Improves brain function :
The nerves and synapses in our brains are important to care for. The more efficient they are, the better. Fasting has been shown to increase the growth of new nerve cells in the brain. This will improve how your brain functions. Well, it’s not just that. It also increases the production of the brain protein (BDNF). This protein protects against Alzheimer’s disease and Parkinson’s!
Promotes Heart Health :
Another animal study found that fasting leads to improved heart health. In animals, researchers found that intermittent fasting improved heart muscle performance, reduced free radical damage, and increased the growth of blood vessels within the heart.
Protects Your Brain :
Studies on aging and brain function have substantially increased in the last decade. Life expectancies have increased well past what was once even thought possible. The public’s profound interest in brain health throughout all stages of life reflects a desire to age gracefully, healthfully, and with full mental faculties intact. Fortunately, fasting seems to specifically kickstart protective mechanisms in your brain.
Improves your immune system :
Intermittent fasting can help keep the body from getting sick. By reducing inflammation, the body becomes more resistant to common illnesses.
So, fewer colds and a stronger immune system! Sounds good right?
Not only does fasting improve health in the short-term, but the long-term as well…
lower triglyceride levels :
When you consume too much bad cholesterol, your triglyceride levels may shoot up, increasing your risk of heart disease. Intermittent fasting actually lowers those bad cholesterol levels, decreasing triglycerides in the process. Another interesting thing to note is that fasting doesn’t affect the levels of good cholesterol in the body.
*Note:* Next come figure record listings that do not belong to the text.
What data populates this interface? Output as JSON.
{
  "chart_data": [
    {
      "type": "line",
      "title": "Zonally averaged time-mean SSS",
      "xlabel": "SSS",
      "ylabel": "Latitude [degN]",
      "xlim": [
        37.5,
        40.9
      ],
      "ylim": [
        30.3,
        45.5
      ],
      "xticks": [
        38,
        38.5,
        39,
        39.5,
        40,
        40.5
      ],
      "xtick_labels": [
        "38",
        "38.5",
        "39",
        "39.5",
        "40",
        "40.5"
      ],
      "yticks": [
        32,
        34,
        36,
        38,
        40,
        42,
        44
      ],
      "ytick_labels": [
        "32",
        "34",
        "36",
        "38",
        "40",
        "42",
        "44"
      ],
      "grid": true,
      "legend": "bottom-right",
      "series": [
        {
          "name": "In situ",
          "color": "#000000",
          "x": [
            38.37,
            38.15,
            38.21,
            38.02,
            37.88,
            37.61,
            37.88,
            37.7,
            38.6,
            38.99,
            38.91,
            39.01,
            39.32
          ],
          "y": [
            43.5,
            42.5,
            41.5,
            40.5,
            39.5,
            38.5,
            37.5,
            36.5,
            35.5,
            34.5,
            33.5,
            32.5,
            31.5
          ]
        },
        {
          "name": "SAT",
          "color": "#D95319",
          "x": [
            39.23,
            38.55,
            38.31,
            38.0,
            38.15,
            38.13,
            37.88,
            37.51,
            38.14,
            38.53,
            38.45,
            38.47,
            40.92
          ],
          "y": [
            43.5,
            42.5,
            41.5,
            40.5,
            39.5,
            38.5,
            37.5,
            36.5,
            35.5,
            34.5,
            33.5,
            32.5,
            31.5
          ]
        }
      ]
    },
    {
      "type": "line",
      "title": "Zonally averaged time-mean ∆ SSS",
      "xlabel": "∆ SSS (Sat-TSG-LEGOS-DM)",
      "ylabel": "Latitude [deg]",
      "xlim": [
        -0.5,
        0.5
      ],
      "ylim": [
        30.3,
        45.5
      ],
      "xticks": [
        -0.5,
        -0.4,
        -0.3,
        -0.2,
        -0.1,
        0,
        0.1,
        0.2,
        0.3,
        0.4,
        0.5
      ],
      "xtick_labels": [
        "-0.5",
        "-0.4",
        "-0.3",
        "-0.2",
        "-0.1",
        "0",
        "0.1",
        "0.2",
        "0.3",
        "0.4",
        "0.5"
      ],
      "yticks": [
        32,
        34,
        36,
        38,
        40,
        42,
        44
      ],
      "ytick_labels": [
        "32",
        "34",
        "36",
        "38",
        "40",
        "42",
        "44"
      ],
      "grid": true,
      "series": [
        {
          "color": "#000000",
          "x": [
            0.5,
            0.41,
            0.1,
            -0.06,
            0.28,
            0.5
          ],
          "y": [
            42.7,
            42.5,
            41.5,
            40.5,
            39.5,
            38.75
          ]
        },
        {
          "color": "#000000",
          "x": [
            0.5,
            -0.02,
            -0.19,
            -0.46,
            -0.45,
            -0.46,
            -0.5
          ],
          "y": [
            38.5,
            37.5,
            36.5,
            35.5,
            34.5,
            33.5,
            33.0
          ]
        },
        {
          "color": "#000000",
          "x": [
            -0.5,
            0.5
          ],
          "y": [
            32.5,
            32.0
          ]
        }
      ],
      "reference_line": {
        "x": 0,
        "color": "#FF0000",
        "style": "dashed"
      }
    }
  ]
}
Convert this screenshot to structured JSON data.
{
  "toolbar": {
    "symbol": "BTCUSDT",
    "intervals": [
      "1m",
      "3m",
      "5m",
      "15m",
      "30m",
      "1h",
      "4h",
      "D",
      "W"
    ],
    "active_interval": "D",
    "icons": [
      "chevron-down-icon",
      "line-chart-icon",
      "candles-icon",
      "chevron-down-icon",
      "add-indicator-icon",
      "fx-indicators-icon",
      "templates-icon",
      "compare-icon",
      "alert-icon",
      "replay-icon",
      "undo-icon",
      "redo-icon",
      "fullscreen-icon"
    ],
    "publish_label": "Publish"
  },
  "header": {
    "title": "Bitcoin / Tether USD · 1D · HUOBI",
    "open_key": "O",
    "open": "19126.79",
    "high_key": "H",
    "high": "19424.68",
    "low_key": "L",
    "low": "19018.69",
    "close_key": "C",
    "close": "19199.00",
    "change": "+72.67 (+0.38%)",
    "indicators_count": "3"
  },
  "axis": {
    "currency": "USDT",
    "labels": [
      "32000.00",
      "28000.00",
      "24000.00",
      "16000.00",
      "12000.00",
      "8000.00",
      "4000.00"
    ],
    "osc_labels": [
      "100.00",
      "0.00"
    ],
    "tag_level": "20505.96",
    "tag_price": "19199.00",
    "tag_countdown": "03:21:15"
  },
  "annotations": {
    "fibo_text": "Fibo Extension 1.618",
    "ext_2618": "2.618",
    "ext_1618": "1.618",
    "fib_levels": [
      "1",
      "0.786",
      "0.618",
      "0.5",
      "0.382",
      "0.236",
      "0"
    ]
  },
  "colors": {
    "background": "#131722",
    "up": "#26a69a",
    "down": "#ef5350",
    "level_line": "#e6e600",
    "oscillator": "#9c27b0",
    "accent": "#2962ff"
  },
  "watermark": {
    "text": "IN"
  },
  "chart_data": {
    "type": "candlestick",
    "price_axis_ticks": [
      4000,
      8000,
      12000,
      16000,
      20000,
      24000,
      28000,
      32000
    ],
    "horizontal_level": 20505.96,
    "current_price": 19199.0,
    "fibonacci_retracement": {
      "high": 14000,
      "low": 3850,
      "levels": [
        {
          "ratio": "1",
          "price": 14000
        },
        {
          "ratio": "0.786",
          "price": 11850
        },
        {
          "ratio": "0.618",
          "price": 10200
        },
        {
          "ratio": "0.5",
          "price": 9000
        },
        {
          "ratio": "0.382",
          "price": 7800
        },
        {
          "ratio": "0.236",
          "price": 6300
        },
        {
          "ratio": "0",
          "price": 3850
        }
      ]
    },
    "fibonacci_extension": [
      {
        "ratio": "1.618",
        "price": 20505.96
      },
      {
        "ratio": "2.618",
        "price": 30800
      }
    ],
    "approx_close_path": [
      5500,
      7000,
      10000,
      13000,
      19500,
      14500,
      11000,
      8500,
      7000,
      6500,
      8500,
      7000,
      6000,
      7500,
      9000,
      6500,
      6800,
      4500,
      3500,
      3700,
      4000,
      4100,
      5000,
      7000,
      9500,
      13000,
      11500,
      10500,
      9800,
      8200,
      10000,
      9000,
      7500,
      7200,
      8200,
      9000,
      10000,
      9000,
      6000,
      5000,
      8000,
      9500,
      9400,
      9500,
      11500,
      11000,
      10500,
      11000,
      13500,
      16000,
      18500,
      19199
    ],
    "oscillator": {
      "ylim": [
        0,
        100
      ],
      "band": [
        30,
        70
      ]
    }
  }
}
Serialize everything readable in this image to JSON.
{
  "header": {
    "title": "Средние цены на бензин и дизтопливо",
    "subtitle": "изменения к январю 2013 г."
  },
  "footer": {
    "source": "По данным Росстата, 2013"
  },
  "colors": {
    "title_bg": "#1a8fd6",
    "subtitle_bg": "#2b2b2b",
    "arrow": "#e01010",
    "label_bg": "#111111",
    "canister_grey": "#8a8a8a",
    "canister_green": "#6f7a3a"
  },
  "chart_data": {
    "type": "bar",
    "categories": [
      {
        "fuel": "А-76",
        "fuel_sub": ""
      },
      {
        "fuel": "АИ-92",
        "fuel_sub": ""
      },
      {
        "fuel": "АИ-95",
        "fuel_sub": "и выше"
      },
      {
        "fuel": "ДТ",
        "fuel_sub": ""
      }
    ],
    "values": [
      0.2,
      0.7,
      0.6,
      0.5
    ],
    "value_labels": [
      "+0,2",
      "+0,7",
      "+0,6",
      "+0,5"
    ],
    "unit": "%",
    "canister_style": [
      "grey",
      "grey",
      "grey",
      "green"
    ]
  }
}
Fasting may slow down the aging process :
While not yet proven in humans, early studies in rats seem to link intermittent fasting with increased longevity. One study found that intermittent fasting decreased body weight and increased the life span in rats. Another found that a group of mice who fasted intermittently actually lived longer than the control group, although they were heavier than the non-fasting mice. Of course, it’s not clear that the same results would happen in humans, but the signs are encouraging.